マタイ26:64-66
イエスは彼に言われた、「あなたの言うとおりである。しかし、わたしは言っておく。あなたがたは、間もなく、人の子が力ある者の右に座し、天の雲に乗って来るのを見るであろう」。すると、大祭司はその衣を引き裂いて言った、「彼は神を汚した。どうしてこれ以上、証人の必要があろう。あなたがたは今このけがし言を聞いた。あなたがたの意見はどうか」。
すると、彼らは答えて言った、「彼は死に当るものだ」。
イエスは、ご自身そのものをこの世に示したが故、「神を汚す者」として人々から死罪に定められた。人類は、イエスがご自身を啓示されたその啓示を理由に、神の子イエスを拒絶し、十字架に架けた。
ヨハネ19:14,15
その日は過越の準備の日であって、時は昼の十二時ころであった。ピラトはユダヤ人らに言った、「見よ、これがあなたがたの王だ」。 すると彼らは叫んだ、「殺せ、殺せ、彼を十字架につけよ」。ピラトは彼らに言った、「あなたがたの王を、わたしが十字架につけるのか」。祭司長たちは答えた、「わたしたちには、カイザル以外に王はありません」。
自分のうちに「彼を十字架につけよ」という拒絶の力があり、イエスではなく自我を「カイザル」として選ぶその傲慢さを知るとき、「悪」が外因的なものではなく、自分のうちに確かに存在すること、聖書が言う「罪」とは何なのかを確かに知るのである。
聖霊によるこの啓示なくしては、救いも罪の赦しも単なる知識でしかない。全てが実態の伴わない、表面的な言葉の羅列にしか過ぎない。
悪は、善に対する明らかな否定、そして拒絶である。
神は悪を創造したのではなく、自由意志をもつ存在を創造された。もし被造物に選択の自由がなかったら、意志は意志であることはできず、その存在すら「力」の中に消えてしまっていた。しかし神は愛であるが故、ロボットではなく、選択の自由を持つ意志を創られた。
そして潜在的であった悪は、善を否定する選択によって実体をもつようになったのである。
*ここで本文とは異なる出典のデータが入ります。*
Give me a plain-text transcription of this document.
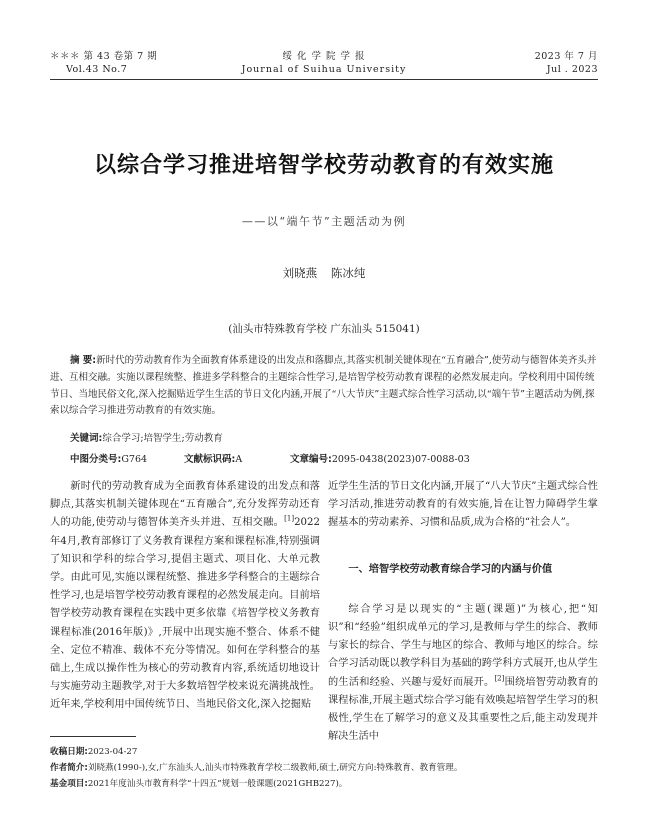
＊＊＊ 第 43 卷第 7 期
Vol.43 No.7
绥 化 学 院 学 报
Journal of Suihua University
2023 年 7 月
Jul . 2023
以综合学习推进培智学校劳动教育的有效实施
——以“端午节”主题活动为例
刘晓燕 陈冰纯
(汕头市特殊教育学校 广东汕头 515041)
摘 要:新时代的劳动教育作为全面教育体系建设的出发点和落脚点,其落实机制关键体现在“五育融合”,使劳动与德智体美齐头并进、互相交融。实施以课程统整、推进多学科整合的主题综合性学习,是培智学校劳动教育课程的必然发展走向。学校利用中国传统节日、当地民俗文化,深入挖掘贴近学生生活的节日文化内涵,开展了“八大节庆”主题式综合性学习活动,以“端午节”主题活动为例,探索以综合学习推进劳动教育的有效实施。
关键词:综合学习;培智学生;劳动教育
中图分类号:G764	文献标识码:A	文章编号:2095-0438(2023)07-0088-03

新时代的劳动教育成为全面教育体系建设的出发点和落脚点,其落实机制关键体现在“五育融合”,充分发挥劳动还育人的功能,使劳动与德智体美齐头并进、互相交融。[1]2022年4月,教育部修订了义务教育课程方案和课程标准,特别强调了知识和学科的综合学习,提倡主题式、项目化、大单元教学。由此可见,实施以课程统整、推进多学科整合的主题综合性学习,也是培智学校劳动教育课程的必然发展走向。目前培智学校劳动教育课程在实践中更多依靠《培智学校义务教育课程标准(2016年版)》,开展中出现实施不整合、体系不健全、定位不精准、载体不充分等情况。如何在学科整合的基础上,生成以操作性为核心的劳动教育内容,系统适切地设计与实施劳动主题教学,对于大多数培智学校来说充满挑战性。近年来,学校利用中国传统节日、当地民俗文化,深入挖掘贴

近学生生活的节日文化内涵,开展了“八大节庆”主题式综合性学习活动,推进劳动教育的有效实施,旨在让智力障碍学生掌握基本的劳动素养、习惯和品质,成为合格的“社会人”。

一、培智学校劳动教育综合学习的内涵与价值

综合学习是以现实的“主题(课题)”为核心,把“知识”和“经验”组织成单元的学习,是教师与学生的综合、教师与家长的综合、学生与地区的综合、教师与地区的综合。综合学习活动既以教学科目为基础的跨学科方式展开,也从学生的生活和经验、兴趣与爱好而展开。[2]围绕培智劳动教育的课程标准,开展主题式综合学习能有效唤起培智学生学习的积极性,学生在了解学习的意义及其重要性之后,能主动发现并解决生活中

收稿日期:2023-04-27
作者简介:刘晓燕(1990-),女,广东汕头人,汕头市特殊教育学校二级教师,硕士,研究方向:特殊教育、教育管理。
基金项目:2021年度汕头市教育科学“十四五”规划一般课题(2021GHB227)。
ルシファーの選択であり、ここに悪の否定的な本質がある。
悪は、自由意志の創造の不可避的代価であった。
だからこそ、神はその代価を払う計画を、キリストの死によって実現したのだ。
義も愛も自由意志さえも損なうことなく。
ヨブ36:22-25
見よ、神はその力をもってあがめられる。
だれか彼のように教える者があるか。
だれか彼のためにその道を定めた者があるか。
だれか『あなたは悪い事をした』と言いうる者があるか。
神のみわざをほめたたえる事を忘れてはならない。これは人々の歌いあがめるところである。
すべての人はこれを仰ぎ見る。人は遠くからこれを見るにすぎない。